C’est l’objet du long chapitre troisième consacré aux « raisons pour réviser la Constitution du 18 février 2006 ». « Parmi les raisons qui militent pour remettre sur le métier l’ouvrage, écrit l’auteur, certaines sont liées au nationalisme…, d’autres sont objectives…et d’autres se réfèrent à l’inadéquation du temps eu égard aux reformes envisagées » (p. 127). Les raisons liées au nationalisme expriment « la colère des souverainistes » (section 1) ; celles qualifiées d’« objectives » correspondent à la critique, voire même au « criticisme », des « puristes » (section 2) ; tandis que le discours sur l’inadéquation du temps est le lieu où s’extériorise la volonté réformatrice des « contextualistes ».

Sans reprendre ici toute la discussion qui oppose l’auteur à tous les partisans ou adversaires de la Constitution – discussion qui révèle de larges divergences tant avec ses collègues professeurs (Mboyo Empenge, Jacques Djoli, Mapuya Kanunk’à Thsiabo, Mukadi Bonyi) qu’avec le clergé de l’Eglise catholique notamment, l’on notera simplement qu’à travers ces raisons, c’est une véritable liste des articles de la Constitution à réviser que l’auteur dresse, même s’il s’en défend (p. 222). 

Et au fond, le discours ne peut guère surprendre. Il y a en effet dans la Constitution du 18 février 2006 autant de raisons de sa remise en cause qu’il y a d’articles à problème. Les professeurs Mukadi et Mampuya ont été parmi les tout premiers à avoir sonné l’alarme. Si l’auteur de l’actuel ouvrage se met à en dénoncer notamment les « malformations congénitales » - comme par exemple certains articles « équivoques », « hypocrites », « contradictoires », « redondants », « irréels » ou « incohérents » - le discours est, sur ce point, partagé. Il est d’autant plus partagé que, selon les mots d’un auteur, une Constitution n’est pas qu’un code de prescriptions ou d’interdictions ; c’est aussi un « monument littéraire » qui exige rigueur et limpidité du style.

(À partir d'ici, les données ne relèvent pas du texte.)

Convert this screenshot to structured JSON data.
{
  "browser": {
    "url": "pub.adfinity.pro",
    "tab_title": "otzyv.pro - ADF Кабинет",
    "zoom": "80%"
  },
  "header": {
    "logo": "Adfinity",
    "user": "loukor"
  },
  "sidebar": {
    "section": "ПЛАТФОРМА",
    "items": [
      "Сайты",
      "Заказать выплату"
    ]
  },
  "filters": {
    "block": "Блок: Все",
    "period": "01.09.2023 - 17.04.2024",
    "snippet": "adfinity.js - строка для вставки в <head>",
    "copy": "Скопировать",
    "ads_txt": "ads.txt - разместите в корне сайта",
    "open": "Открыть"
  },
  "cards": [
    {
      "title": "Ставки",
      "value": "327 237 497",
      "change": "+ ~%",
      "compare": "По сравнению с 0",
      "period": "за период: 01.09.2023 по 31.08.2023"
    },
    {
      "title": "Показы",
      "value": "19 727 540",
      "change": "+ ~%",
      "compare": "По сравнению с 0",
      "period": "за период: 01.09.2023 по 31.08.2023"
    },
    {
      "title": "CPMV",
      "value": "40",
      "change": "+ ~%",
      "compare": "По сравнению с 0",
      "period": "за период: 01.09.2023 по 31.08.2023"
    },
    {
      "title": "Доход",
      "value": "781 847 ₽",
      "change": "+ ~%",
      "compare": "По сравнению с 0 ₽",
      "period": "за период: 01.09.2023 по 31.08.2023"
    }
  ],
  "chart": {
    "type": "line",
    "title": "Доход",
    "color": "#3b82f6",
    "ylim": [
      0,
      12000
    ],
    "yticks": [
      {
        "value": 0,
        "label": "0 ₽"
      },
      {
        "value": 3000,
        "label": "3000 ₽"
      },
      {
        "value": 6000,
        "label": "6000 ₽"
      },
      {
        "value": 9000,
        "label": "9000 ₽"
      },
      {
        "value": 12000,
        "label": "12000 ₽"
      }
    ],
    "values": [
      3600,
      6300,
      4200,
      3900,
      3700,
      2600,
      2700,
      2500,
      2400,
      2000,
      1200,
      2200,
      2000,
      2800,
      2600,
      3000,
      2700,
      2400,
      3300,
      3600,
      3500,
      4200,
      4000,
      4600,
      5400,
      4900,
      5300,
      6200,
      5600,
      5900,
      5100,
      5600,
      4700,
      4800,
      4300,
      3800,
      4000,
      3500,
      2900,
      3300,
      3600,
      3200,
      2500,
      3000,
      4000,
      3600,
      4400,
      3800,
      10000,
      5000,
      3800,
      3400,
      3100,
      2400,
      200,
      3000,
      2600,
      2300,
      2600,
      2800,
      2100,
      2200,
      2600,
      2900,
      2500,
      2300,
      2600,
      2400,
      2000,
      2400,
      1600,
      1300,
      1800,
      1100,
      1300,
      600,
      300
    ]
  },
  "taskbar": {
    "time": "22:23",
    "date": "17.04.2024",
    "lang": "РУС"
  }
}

On exprimera cependant ici quelques réserves sur la procédure de révision de la Constitution telle que décrite par l’auteur de l’ouvrage, particulièrement sur la place du référendum et du Congrès dans la procédure de révision, sur le quorum de présence et de décision au sein du Congrès ainsi que sur les pouvoirs conférés au Président de la République par la dernière révision de convoquer ledit référendum. 

Pour l’auteur, en effet, l’article 218 de la Constitution institue le référendum comme une voie subsidiaire - la voie parlementaire étant qualifiée de « principale » -, impose un quorum de décision de trois cinquièmes des membres composant les deux Chambres du Parlement, c’est-à-dire 364 voix, et confie avec raison au Président de la République le pouvoir convoquer le référendum constituant.

Pour ma part, le libellé de l’article 218 de la Constitution n’incite pas à une interprétation donnant au Congrès une sorte de priorité sur le référendum dans la phase ultime de la procédure. Ce qui est prévu est que la procédure se décline, à tout le moins, en trois phases : primo : l’initiative qui revient tantôt au Président de la République, tantôt au Gouvernement après délibération en Conseil des ministres, tantôt à la moitié des membres de chacune des Chambres du Parlement, tantôt à 100.000 personnes par voie de pétition ; secundo : l’examen du bien-fondé de toutes ces initiatives par chacune des deux Chambres du Parlement statuant séparément et à la majorité absolue de leurs membres, avec cette idée qu’en cas de vote négatif dans l’une des deux Chambres, la procédure s’arrête ; et tertio : l’approbation définitive de la révision qui, au principal, se fait par voie du référendum et, seulement à défaut, par voie du Congrès, le Constituant ayant introduit l’alinéa 4 par l’adverbe « toutefois ». 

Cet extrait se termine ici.